Can you provide a brief overview of your lab’s current research focus?

My laboratory studies cellular differentiation, reprogramming and other biological processes. Specifically, we focus on identifying the regulators of these transitions. My laboratory develops and applies single-cell genomic assays to answer these fundamental questions in biology. As these assays generate data of great complexity and scale, we routinely develop algorithms by which to analyze these complex datasets.

What is the significance of the findings in this publication?

This study delves into the nature of the epithelial to mesenchymal transition (EMT). The process by which an epithelial cell, normally found in very organized sheets and is generally non-motile, transitions into a mesenchymal cell affording it increased mobility and the ability to invade surrounding tissues. EMT is fundamental to normal development and has been implicated in disease as a mechanism that can lead to fibrosis and the dissemination of tumor cells. Despite its central role in normal and disease physiology, it is still unclear whether EMT consists of a sequence of discrete steps or a continuous spectrum of molecular states. Determining its nature has the potential to unlock strategies to target EMT in disease. Our results, as well as recent work from other groups, support that EMT is continuous in nature and further posits that the transition is different depending on how EMT is induced. Our study then incorporates a single-cell CRISPR/Cas9 screen to identify factors that determine a cell’s position along the EMT continuum. We identify various cell surface receptors and transcription factors whose loss impedes or slows a cell’s progression along EMT. Interestingly, these results imply that the diversity of EMT states identified in vivo may be a consequence of a lack of a key signal that leads to the accumulation of cells somewhere along the EMT continuum. On a conceptual level, the observation that interrupting a signaling pathway can lead to cells “arresting” along a continual process has important implications in ongoing debates regarding the definition of cell types and cell states.

What are the next steps for this research?

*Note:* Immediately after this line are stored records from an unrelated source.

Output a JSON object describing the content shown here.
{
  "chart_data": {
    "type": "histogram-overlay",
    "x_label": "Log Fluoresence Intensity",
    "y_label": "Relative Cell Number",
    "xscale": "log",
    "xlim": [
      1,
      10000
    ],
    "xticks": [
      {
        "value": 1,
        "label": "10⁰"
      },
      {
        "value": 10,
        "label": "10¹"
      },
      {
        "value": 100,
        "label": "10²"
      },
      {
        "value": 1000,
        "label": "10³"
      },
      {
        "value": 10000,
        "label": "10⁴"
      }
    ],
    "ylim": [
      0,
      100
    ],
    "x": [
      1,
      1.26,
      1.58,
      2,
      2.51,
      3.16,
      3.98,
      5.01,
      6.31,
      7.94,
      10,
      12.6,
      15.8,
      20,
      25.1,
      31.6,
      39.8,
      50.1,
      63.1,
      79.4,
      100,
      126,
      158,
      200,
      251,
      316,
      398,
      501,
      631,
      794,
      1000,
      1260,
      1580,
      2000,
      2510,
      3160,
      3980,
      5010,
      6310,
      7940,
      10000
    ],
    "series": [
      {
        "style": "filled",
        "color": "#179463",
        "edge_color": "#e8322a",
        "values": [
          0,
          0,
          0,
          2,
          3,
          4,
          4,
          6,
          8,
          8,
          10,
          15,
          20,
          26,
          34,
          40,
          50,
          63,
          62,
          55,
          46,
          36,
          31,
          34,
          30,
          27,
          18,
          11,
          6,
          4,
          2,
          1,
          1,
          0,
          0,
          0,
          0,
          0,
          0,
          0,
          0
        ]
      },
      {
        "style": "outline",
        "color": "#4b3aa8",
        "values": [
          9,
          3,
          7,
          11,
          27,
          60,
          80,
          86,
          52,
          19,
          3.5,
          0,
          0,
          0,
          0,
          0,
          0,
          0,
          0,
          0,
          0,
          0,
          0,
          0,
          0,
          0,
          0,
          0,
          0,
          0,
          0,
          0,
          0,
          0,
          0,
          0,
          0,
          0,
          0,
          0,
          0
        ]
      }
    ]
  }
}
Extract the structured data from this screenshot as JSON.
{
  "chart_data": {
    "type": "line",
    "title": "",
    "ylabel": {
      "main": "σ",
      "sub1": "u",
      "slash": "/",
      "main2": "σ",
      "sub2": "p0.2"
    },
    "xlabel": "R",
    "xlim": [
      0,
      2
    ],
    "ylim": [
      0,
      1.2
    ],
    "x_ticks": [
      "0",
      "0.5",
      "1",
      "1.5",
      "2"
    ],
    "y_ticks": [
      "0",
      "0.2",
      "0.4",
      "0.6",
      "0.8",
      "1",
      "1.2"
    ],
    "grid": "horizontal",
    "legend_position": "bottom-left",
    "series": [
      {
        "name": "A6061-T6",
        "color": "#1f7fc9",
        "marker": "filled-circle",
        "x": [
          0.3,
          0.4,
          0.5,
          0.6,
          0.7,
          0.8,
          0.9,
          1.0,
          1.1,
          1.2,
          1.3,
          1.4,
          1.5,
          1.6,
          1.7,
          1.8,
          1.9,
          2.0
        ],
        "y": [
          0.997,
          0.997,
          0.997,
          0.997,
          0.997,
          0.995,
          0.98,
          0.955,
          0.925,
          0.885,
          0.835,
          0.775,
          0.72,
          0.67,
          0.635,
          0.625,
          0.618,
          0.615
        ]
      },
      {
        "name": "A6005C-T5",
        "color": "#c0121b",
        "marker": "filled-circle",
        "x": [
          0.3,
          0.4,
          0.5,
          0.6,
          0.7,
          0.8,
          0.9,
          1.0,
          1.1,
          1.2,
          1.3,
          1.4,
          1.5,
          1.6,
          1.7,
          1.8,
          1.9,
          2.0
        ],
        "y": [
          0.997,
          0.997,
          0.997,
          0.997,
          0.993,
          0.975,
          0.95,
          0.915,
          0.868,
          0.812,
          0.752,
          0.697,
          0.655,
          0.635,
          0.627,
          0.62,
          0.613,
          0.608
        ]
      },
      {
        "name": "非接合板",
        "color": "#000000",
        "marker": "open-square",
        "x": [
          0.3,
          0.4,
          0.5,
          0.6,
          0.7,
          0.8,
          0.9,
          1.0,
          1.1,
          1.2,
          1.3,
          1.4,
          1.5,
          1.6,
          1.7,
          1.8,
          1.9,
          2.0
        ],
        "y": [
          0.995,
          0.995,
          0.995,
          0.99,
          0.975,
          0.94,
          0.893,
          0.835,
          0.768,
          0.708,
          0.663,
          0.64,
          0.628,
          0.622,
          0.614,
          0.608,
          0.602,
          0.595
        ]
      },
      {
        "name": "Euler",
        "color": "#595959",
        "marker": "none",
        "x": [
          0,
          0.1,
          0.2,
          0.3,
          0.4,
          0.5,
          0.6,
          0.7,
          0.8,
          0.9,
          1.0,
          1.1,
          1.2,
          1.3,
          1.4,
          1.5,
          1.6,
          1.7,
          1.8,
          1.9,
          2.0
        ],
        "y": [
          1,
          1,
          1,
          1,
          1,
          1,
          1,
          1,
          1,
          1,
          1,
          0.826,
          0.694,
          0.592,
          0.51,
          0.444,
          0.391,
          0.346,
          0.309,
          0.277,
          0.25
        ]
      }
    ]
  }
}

EMT is far from the only example of a continuous biological process. Biological continua are common in development and there is a need for methods that can dissect the regulation of these processes. Our methodology provides a blueprint as to how to combine single-cell trajectory analysis and high-throughput pooled genetic screens. What we hope will be a powerful approach to identify the molecular regulators of many cellular processes in both normal and disease contexts.